Never before I believe was there a city whose inhabitants so many and so powerful causes conspired to corrupt and morally destroy. Were I to give you a picture of the vices of Rome, it would be too dark and foul a one for your eye to read, but not darker nor fouler than you will suppose it must necessarily be, to agree with what I have already said. Where there is so little industry and so much pleasure, the vices will flourish and shoot up to their most gigantic growth. Not in the days of Nero were they more luxuriant than now. Aurelian, in the first year of his reign, laid upon them a severe but useful restraint, and they were checked for a time. But since he has himself departed from the simplicity and rigor of that early day, and actually or virtually repealed the laws which then were promulged for the reformation of the city in its manners, the people have also relapsed, and the ancient excesses are renewed.
This certainly is not a people who, in its whole mass, will be eager to receive the truths of a religion like this of Christianity. It will be repulsive to them. You are right in believing that among the greater part it will find no favor. But all are not such as I have described. There are others different in all respects, and who stand waiting the appearance of some principles of philosophy or religion which shall be powerful enough to redeem their country from idol. atry and moral death, as well as raise themselves from darkness to light. Some of this sort are to be found among the nobles and senators themselves, a few among the very dregs of the people, but most among those who, securing for themselves competence and independence by their own labor in some of the useful arts, and growing thoughiful and intelligent with their labor, understand in some degree, which others do not, what life is for and what they are for, and hail with joy truths which commend themselves to both their reason and affections. It is out of these, the very best blood of Rome, that our Christians are made. They are, in intelligence and virtue, the very bone and muscle of the capital, and of our two millions constitute no mean proportion -- large enough to rule and control the whole, should they ever choose to put forth their power. It is among these that the Christian preachers aim to spread their doctrines, and when they shall all, or in their greater part, be converted, as, judging of the future by the past and present, will happen in no long time, Rome will be safe and the empire safe. For it needs, I am persuaded for Rome to be as pure as she is great, to be eternal in her dominion, and then the civilizer and saviour of the whole world. O, glorious age !-- not remote — when truth shall wield the sceptre in Cæsar's seat, and subject nations of the earth no longer come up to Rome to behold and copy her vices, but to hear the law and be imbued with the doctrine of Christ, so bearing back to the remotest province precious seed, there to be planted, and spring up and bear fruit, filling the earth with beauty and fragrance.
These things, Fausta, in answer to the questions at the close of your letter, which betray just such an interest in the subject which engrosses me, as it gives me pleasure to witness.
I have before mentioued the completion of Aurelian's Temple of the Sun, and the proposed dedication.
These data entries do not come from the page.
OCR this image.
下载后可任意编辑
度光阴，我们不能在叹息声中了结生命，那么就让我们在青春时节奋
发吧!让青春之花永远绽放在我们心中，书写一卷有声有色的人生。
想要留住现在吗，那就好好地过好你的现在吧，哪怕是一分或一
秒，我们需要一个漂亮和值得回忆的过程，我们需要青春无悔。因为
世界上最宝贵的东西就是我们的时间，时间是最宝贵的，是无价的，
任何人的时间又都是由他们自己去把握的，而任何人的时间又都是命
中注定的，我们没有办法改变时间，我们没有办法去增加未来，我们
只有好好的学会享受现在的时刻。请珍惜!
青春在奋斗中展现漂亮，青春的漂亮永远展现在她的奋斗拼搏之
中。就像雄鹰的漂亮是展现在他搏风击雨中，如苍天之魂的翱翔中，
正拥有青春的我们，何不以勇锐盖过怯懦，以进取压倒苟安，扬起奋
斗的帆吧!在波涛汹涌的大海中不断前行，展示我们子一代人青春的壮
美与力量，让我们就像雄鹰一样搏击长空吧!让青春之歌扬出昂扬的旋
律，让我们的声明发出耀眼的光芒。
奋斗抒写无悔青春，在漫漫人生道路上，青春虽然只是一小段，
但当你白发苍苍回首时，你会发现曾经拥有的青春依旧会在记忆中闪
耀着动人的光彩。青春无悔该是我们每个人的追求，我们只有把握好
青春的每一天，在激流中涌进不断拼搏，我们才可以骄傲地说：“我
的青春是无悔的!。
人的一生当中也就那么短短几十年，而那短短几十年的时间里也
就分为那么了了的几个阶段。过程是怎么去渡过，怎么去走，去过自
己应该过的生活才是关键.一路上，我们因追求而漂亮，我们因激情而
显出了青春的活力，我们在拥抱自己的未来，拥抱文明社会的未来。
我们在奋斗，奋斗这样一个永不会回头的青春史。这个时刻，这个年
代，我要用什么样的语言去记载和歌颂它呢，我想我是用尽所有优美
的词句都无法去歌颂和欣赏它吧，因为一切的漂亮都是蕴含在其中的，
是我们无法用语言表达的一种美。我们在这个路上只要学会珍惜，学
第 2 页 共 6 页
This august ceremony is appointed for to-morrow, and this evening we are bidden to the gardens of Sallust, where is to be all the rank and beauty of Rome.o that thou, Fausta, couldst be there !
I have been, I have seen, I have supped, I have returned ; and again seated at my table, beneath the protecting arm of my chosen divinity, I take my pen, and by a few magic flourishes and marks, cause you, a thousand leagues away, to see and hear what I have seen and heard — alas ! that I cannot cause you to sup as I did also. But this is beyond the power of the pen.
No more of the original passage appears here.